SEJAK
7 Juni 2018, kemarin lusa, saya kembali bertugas di Tuban. Tak terasa, 6 bulan
saya melaksanakan tugas perbantuan di Lamongan. Rasanya, baru minggu lalu saya
berkeliling kota. Memetakan wilayah tugas. Sepertinya baru beberapa hari ini
saya ajek membeli segÄ boranan di
depan Hotel Elresass sepulang kerja dan berbincang dengan penjualnya sebelum
balik ke indekos.
Kemarin
lusa pagi, 06.36 WIB, Ustaz Is telah sampai di indekos saya dengan mobil
minibus putihnya. Barang-barang saya masukkan bagasi. Tak semua barang milik
saya. Ada barang milik kantor Lamongan yang dihibahkan kepada kantor Tuban.
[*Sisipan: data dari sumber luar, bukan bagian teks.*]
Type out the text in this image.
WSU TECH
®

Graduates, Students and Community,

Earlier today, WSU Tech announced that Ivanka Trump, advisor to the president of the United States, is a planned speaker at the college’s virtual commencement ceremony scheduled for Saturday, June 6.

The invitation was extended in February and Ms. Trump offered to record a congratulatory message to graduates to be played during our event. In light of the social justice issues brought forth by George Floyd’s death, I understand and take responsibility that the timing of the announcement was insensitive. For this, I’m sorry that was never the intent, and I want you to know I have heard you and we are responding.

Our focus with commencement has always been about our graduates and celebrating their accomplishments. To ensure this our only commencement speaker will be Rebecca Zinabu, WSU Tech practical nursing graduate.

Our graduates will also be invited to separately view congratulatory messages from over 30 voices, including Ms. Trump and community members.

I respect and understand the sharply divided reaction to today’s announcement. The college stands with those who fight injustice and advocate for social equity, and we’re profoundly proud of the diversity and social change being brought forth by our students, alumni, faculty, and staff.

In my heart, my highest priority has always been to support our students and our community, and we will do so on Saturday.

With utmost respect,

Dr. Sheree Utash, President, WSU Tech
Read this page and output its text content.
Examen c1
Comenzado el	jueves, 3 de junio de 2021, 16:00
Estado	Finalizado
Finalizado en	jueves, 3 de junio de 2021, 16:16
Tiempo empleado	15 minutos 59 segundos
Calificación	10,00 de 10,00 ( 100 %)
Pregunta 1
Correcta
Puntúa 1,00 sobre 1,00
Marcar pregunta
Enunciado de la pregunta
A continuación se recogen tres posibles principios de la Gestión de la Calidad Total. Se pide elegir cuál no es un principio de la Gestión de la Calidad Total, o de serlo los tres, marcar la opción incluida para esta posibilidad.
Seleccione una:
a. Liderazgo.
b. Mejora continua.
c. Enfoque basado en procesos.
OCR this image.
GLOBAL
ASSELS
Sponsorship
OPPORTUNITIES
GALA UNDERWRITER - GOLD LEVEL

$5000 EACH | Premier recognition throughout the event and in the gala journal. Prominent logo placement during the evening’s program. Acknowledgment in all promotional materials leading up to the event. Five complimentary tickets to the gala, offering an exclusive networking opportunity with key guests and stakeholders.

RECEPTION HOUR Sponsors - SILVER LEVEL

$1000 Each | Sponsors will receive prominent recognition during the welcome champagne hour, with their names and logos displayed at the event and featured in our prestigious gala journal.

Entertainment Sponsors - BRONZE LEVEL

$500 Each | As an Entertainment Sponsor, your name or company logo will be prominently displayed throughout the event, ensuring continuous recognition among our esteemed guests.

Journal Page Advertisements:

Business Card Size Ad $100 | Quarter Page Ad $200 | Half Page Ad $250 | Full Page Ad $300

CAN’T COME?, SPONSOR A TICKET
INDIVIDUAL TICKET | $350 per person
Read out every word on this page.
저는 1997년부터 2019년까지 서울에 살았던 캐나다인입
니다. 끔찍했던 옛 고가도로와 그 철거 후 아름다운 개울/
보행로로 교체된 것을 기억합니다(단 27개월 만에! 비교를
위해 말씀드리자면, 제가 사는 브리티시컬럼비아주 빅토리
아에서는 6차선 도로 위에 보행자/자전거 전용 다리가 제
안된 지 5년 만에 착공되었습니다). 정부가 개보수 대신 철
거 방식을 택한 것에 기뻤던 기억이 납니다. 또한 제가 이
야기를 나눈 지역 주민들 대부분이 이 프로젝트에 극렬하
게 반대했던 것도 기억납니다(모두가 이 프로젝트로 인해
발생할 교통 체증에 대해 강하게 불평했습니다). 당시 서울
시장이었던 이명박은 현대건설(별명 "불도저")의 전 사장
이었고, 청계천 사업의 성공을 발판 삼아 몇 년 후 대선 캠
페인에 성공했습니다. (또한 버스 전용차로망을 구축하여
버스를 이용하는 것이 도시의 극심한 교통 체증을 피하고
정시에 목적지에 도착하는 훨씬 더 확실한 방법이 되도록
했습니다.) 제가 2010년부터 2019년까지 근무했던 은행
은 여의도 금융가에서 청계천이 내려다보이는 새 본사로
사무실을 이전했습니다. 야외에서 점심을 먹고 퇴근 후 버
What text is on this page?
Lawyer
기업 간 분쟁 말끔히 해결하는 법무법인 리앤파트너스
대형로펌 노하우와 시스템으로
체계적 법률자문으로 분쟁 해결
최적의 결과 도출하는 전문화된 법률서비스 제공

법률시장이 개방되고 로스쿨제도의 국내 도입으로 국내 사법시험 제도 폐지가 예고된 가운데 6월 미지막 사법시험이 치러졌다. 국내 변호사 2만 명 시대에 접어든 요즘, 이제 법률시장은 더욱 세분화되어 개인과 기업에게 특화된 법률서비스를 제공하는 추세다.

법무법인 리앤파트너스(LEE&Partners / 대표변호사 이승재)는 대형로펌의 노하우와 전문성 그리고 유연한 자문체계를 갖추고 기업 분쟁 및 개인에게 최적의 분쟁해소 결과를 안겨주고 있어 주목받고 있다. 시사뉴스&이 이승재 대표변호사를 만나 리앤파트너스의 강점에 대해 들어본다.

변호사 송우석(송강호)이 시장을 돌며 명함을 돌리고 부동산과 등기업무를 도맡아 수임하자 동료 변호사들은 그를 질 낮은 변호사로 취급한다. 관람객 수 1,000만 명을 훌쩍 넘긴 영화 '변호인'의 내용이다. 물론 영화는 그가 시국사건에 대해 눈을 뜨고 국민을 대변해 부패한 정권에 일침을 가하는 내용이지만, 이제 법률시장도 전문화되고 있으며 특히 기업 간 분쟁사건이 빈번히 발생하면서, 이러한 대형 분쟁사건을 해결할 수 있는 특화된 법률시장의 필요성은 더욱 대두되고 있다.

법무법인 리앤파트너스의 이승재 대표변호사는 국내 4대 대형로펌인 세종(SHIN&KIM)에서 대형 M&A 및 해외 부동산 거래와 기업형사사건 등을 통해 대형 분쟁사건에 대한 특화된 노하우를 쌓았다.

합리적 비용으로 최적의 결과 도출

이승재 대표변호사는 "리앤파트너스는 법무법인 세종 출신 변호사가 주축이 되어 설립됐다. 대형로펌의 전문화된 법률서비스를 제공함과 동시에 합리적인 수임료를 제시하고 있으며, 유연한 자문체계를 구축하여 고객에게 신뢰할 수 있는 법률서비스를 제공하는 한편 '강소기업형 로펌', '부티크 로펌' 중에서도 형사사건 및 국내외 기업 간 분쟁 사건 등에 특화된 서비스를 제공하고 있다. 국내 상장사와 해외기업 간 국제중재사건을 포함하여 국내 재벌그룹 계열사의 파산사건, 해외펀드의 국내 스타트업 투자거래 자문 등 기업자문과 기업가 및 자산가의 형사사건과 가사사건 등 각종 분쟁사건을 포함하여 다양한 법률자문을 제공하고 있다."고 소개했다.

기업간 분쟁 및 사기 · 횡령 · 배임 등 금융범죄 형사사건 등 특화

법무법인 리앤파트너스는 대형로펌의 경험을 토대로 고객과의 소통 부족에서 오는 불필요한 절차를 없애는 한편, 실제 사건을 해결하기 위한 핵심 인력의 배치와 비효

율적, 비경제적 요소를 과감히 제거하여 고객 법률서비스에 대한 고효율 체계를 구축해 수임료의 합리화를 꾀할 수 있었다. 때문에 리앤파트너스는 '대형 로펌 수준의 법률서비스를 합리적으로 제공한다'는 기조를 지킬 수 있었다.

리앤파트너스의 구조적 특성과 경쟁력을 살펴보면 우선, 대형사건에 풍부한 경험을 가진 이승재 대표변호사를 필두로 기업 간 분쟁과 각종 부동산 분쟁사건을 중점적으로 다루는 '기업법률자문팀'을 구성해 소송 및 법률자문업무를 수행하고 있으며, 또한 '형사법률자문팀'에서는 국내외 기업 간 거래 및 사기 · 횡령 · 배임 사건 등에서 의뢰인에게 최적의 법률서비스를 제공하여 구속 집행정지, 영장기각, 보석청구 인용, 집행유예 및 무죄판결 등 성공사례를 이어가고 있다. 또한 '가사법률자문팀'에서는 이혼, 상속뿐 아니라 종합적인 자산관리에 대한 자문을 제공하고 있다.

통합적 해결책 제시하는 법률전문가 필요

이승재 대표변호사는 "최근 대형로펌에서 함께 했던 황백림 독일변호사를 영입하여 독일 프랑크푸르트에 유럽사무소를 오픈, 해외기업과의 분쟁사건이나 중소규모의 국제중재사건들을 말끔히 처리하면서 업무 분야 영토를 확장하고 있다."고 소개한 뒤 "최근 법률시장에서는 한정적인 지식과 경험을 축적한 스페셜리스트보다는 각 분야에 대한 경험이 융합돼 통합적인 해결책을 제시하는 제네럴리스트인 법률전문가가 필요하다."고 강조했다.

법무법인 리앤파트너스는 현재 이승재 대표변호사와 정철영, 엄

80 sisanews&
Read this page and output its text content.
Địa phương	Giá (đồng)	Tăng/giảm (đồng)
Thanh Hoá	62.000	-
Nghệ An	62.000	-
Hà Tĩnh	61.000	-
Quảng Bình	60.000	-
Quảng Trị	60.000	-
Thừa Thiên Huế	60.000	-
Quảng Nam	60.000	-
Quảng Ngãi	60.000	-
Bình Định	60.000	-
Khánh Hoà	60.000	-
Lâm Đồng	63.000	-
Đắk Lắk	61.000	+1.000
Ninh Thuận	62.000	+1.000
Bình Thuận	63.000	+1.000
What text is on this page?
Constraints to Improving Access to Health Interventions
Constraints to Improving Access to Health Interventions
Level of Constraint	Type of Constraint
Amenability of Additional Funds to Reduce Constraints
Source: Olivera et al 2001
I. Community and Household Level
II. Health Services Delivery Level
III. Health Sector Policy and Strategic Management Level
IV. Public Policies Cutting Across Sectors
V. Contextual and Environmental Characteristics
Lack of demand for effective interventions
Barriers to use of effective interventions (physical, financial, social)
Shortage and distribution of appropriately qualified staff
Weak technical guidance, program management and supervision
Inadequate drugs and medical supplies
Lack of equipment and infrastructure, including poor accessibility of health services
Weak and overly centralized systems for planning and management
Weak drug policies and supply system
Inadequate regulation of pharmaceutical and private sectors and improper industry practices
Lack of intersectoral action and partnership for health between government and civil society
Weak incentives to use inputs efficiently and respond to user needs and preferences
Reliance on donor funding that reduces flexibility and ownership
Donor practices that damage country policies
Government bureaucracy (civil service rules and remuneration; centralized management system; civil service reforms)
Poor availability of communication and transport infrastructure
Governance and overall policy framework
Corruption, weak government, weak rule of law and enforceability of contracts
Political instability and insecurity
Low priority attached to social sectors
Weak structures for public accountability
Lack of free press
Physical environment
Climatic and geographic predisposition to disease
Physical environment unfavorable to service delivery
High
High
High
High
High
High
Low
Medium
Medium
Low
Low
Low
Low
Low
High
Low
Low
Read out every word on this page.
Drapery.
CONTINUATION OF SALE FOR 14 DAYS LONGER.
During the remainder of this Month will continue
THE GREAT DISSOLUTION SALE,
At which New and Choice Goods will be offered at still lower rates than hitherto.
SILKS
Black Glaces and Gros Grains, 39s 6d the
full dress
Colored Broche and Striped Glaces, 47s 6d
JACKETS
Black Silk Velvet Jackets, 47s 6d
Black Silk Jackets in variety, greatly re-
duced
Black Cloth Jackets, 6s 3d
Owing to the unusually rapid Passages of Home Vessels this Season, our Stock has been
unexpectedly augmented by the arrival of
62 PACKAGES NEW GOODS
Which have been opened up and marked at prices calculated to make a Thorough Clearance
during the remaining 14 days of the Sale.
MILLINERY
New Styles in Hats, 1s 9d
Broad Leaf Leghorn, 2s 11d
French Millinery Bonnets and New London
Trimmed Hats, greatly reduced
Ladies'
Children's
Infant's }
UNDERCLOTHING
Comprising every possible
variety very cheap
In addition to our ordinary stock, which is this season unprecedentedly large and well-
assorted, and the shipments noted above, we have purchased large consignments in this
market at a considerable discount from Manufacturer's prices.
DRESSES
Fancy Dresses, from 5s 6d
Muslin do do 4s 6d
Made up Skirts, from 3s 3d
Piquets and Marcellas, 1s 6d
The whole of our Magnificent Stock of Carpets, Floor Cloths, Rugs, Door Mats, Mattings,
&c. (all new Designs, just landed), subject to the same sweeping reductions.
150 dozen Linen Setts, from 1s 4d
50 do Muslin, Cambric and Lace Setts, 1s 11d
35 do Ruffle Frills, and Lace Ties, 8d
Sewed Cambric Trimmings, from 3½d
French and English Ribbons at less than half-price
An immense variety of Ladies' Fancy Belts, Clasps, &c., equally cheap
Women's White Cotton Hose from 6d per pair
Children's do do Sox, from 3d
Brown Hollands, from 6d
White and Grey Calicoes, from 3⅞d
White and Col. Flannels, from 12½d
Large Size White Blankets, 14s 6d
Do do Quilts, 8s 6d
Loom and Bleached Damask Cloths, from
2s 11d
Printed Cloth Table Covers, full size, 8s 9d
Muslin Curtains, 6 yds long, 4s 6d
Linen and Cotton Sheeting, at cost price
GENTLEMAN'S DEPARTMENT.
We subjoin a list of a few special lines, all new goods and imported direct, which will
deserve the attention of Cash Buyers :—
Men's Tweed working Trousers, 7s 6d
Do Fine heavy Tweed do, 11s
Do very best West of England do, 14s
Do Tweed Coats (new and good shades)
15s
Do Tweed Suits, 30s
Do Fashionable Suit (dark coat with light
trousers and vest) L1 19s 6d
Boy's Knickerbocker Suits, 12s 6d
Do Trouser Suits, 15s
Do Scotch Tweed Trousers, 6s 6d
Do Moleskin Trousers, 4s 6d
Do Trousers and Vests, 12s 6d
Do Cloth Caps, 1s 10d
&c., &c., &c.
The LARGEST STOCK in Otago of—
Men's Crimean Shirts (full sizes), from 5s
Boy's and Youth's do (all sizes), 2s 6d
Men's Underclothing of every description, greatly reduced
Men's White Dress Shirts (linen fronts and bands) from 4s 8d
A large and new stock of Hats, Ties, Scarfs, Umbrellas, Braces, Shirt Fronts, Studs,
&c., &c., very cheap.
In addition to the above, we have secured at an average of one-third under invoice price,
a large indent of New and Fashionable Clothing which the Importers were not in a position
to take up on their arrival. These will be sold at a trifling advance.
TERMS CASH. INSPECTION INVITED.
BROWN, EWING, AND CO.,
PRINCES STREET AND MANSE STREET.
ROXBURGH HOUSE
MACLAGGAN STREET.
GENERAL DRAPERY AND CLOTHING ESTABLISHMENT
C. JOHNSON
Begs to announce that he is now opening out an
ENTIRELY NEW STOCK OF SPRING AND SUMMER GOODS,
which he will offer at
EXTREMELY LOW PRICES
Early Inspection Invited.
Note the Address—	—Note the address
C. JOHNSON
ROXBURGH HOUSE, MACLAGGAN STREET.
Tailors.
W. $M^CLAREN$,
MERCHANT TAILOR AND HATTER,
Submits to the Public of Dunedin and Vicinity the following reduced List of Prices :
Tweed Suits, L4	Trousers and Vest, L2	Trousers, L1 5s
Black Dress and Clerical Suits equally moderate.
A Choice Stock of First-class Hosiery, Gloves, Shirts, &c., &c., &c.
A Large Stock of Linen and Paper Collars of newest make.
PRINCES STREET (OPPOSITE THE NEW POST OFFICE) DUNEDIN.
Kertas plano 1 rim dan sekardus ATK. Saat pindah ke Lamongan dulu,
barang-barang saya lebih banyak. Di antaranya ada 2 kardus berisi buku dan 1
kardus berisi arsip. Tiga kardus itu telah saya bawa ke Mojokerto 2 minggu yang
lalu.
Saya
meninggalkan Lamongan pada 06.56 WIB. Satu jam lebih 6 menit kemudian, saya
telah sampai di indekos saya di Tuban. Indekos tempat saya tinggal dulu. Di
kamar yang sama pula.
Sorenya,
saya, istri, dan Mas Dhaya ikut berbuka puasa bersama kawan-kawan kantor. Bukber
ya, istilahnya. Tiga hari terakhir ini, tiap hari saya ikut bukber.
Alhamdulillah, belum bosan juga. Selain menu berbuka yang luar biasa, canda tawa
di sana-sini itulah yang membuatnya istimewa.
Tawa.
Bagaimana menuliskan ekspresi dan tiruan bunyinya dalam bahasa Indonesia baku?
Ger, geerr, dan pelbagai kombinasinya? Ada yang lain. Hahaha. Wkwkwk. Hehehe.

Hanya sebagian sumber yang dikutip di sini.